上面就是分析heap的三个关键类，完成后，我们直接将手机中的hprof文件pull到本地，然后运行jar包，就可以得到如下的输出：

duplcateCount: 2
stacks [
[
android.graphics.drawable.BitmapDrawable$BitmapState@316857808 (0x12e2ddd0); 
android.graphics.drawable.BitmapDrawable@316881648 (0x12e33af0); 
android.support.v7.widget.AppCompatImageView@316906496 (0x12e39c00); 
android.view.View[12]@316598912 (0x12deea80); 
android.widget.LinearLayout@316904448 (0x12e39400); 
android.support.v7.widget.AppCompatButton@316908544 (0x12e3a400); 

],
[
android.graphics.drawable.BitmapDrawable$BitmapState@316857864 (0x12e2de08); 
android.graphics.drawable.BitmapDrawable@316881720 (0x12e33b38); 
android.support.v7.widget.AppCompatImageView@316907520 (0x12e3a000); 
android.view.View[12]@316598912 (0x12deea80); 
android.widget.LinearLayout@316904448 (0x12e39400); 
android.support.v7.widget.AppCompatButton@316908544 (0x12e3a400); 

],
bufferHash: 1995771565
width: 179
height: 179
bufferSize: 128164

关于打jar包时遇到的一些问题

在做课后demo的时候，遇到了一个问题就是在使用gradle 的 java plugin 的时候，当打包成jar包之后，发现没有将第三方的依赖打入jar包。

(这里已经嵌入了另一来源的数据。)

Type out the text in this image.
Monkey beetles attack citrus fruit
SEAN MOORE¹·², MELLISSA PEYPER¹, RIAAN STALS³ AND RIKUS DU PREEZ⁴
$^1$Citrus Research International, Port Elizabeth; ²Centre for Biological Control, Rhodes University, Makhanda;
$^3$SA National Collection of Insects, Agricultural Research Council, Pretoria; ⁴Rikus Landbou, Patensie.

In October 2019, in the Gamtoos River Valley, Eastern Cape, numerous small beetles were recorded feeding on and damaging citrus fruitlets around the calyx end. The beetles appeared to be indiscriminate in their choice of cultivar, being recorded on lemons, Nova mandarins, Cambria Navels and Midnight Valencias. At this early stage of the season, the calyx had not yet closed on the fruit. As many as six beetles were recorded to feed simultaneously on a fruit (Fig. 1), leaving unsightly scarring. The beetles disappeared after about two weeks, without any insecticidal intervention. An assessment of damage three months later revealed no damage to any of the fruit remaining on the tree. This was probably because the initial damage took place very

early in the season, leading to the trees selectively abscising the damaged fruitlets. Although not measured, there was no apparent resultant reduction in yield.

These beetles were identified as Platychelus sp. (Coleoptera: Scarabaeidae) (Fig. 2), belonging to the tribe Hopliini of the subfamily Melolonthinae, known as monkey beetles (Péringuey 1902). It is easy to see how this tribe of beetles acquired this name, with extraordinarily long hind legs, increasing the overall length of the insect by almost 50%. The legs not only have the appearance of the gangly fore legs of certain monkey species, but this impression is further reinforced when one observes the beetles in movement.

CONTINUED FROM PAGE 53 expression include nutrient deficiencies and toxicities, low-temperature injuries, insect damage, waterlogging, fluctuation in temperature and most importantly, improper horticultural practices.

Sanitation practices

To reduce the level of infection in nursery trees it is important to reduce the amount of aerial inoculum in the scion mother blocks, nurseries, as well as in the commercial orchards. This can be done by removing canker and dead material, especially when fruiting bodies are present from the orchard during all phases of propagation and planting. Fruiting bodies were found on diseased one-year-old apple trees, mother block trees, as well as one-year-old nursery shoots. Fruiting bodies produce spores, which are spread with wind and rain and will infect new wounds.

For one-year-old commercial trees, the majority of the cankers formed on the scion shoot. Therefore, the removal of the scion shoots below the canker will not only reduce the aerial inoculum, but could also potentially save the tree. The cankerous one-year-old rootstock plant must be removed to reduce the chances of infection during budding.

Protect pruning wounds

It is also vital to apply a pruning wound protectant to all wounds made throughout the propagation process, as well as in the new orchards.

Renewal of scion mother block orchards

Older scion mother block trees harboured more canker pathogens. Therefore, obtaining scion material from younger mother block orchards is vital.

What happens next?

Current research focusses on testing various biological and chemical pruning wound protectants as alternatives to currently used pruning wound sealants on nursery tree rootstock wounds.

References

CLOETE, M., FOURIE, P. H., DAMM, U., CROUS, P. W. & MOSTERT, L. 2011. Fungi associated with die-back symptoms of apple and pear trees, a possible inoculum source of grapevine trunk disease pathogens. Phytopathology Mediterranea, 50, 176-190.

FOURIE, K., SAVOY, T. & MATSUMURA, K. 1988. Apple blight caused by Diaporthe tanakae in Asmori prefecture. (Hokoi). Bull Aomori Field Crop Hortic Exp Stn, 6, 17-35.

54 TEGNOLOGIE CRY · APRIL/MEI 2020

检查后发现是声明依赖与configurations获取依赖不一致导致的，以下是修改之前的gradle文件：

apply plugin: 'java'

version 1

dependencies {
    implementation fileTree(include: ['*.jar'], dir: 'libs')
    implementation files('libs/haha-2.0.4.jar')
    implementation files('libs/trove4j-20160824.jar')
}

sourceSets {
    main {
        java.srcDirs = ['src']
    }
}

jar {

    manifest {
        attributes 'Main-Class': 'com.hprof.bitmap.Main'
        attributes 'Manifest-Version': version
    }

    from {
        exclude 'META-INF/MANIFEST.MF'
        exclude 'META-INF/*.SF'
        exclude 'META-INF/*.DSA'
        exclude 'META-INF/*.RSA'
        configurations.compile.resolve().collect {
            println(it.name)
            it.isDirectory() ? it : zipTree(it)
        }
    }
}

// copy the jar to work directory
task buildAlloctrackJar(type: Copy, dependsOn: [build, jar]) {
    group = "buildTool"
    from('build/libs') {
        include '*.jar'
        exclude '*-javadoc.jar'
        exclude '*-sources.jar'
    }
    into(rootProject.file("tools"))
}

可以看到，dependancies声明的时候，我使用的是 implementation 而在下面的 task 中，在遍历依赖树的时候，使用的是 configurations.compile ，这时得到的 compile.size() 为0。很明显是因为依赖没有获取到。Java 的classpath 分为 compile-classpath 以及 runtime-classpath。所以需要首先了解到 implementation 是对应的哪一种运行环境，可以从gradle的官方文档中了解相关的信息：Java_libiary_configurations_graph

上图是官网中的一张图，可以看到 implementation 应该使用 compileClasspath 或者 runtimeClasspath ，而官方也建议使用 implementation代替 compile ，下面是gradle blog对于应该使用哪些声明的一些建议：

More uses cases, more configurations

You might be aware of the compileOnly configuration that was introduced in Gradle 2.12, which can be used to declare dependencies which are only required when compiling a component, but not at runtime (a typical use case is libraries which are embedded into a fat jar or shadowed). The java-library plugin provides a smooth migration path from the javaplugin: if you are building an application, you can continue to use the java plugin. Otherwise, if it’s a library, just use the java-library plugin. But in both cases:

• instead of the compile configuration, you should use implementation instead
• instead of the runtime configuration, you should use runtimeOnly configuration to declare dependencies which should only be visible at runtime
• to resolve the runtime of a component, use runtimeClasspath instead of runtime.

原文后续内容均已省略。